De narren in de modewereld jubileren

Tableau in het Groninger Museum: twee jongemannen staan tegenover
elkaar, elk achter een schildersezel, een potlood in de aanslag. Een dynamische
opstelling.  Beide poppen hebben gouden hoofden
met bloempotkapsels als middeleeuwse monniken. In de kleding die ze dragen zou
geen man zich durven vertonen. De ene is gekleed in een bloot lycra worstelpak
met op de heupen een sportieve variatie op de jarretelgordel, de andere draagt een
onbeschrijfelijk speelpakje in knalkleuren.
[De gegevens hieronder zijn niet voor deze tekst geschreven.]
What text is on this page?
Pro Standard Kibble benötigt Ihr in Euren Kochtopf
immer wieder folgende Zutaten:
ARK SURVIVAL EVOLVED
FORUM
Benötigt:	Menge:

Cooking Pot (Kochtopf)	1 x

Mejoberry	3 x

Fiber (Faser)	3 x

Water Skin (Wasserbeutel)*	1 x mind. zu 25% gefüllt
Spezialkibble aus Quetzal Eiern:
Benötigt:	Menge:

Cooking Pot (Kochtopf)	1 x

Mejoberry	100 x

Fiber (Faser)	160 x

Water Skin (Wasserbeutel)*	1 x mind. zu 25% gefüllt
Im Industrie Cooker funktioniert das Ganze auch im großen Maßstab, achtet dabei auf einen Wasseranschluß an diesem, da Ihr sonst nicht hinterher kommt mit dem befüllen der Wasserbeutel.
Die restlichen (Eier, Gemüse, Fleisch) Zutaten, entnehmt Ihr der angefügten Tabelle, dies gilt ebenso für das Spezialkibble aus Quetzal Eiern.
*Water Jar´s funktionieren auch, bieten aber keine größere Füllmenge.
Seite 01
Het zijn recente ontwerpen van Bernhard Willhelm en Jutta
Kraus, en onderdeel van een grote tentoonstelling met zo’n zestig outfits van
het Duitse ontwerpersduo. Aanleiding is hun tienjarige jubileum waarin ze meer
dan dertig mannen- en vrouwencollecties presenteerden tijdens de Parijse
modeweek. Ze doen dat altijd ludiek omgeven door chaotische decors en absurde
styling.

In Nederland kun je op dit moment in maar liefst twee musea
terecht voor mode. In Boijmans Van Beuningen is tot begin volgend jaar nog The Art of Fashion te zien, een
tentoonstelling die helaas in zijn eigen intellectualiteit verdwaalt. De
expositie in het Groninger Museum slaagt er veel beter in om zowel liefhebbers van
kunst als van mode te boeien. Met een goede mode-expositie trek je volk, weten
ze in Groningen. De experimentele Hussein Chalayan trok in 2005 64.000
bezoekers, op Viktor & Rolf kwamen in 2001 72.200 mensen af.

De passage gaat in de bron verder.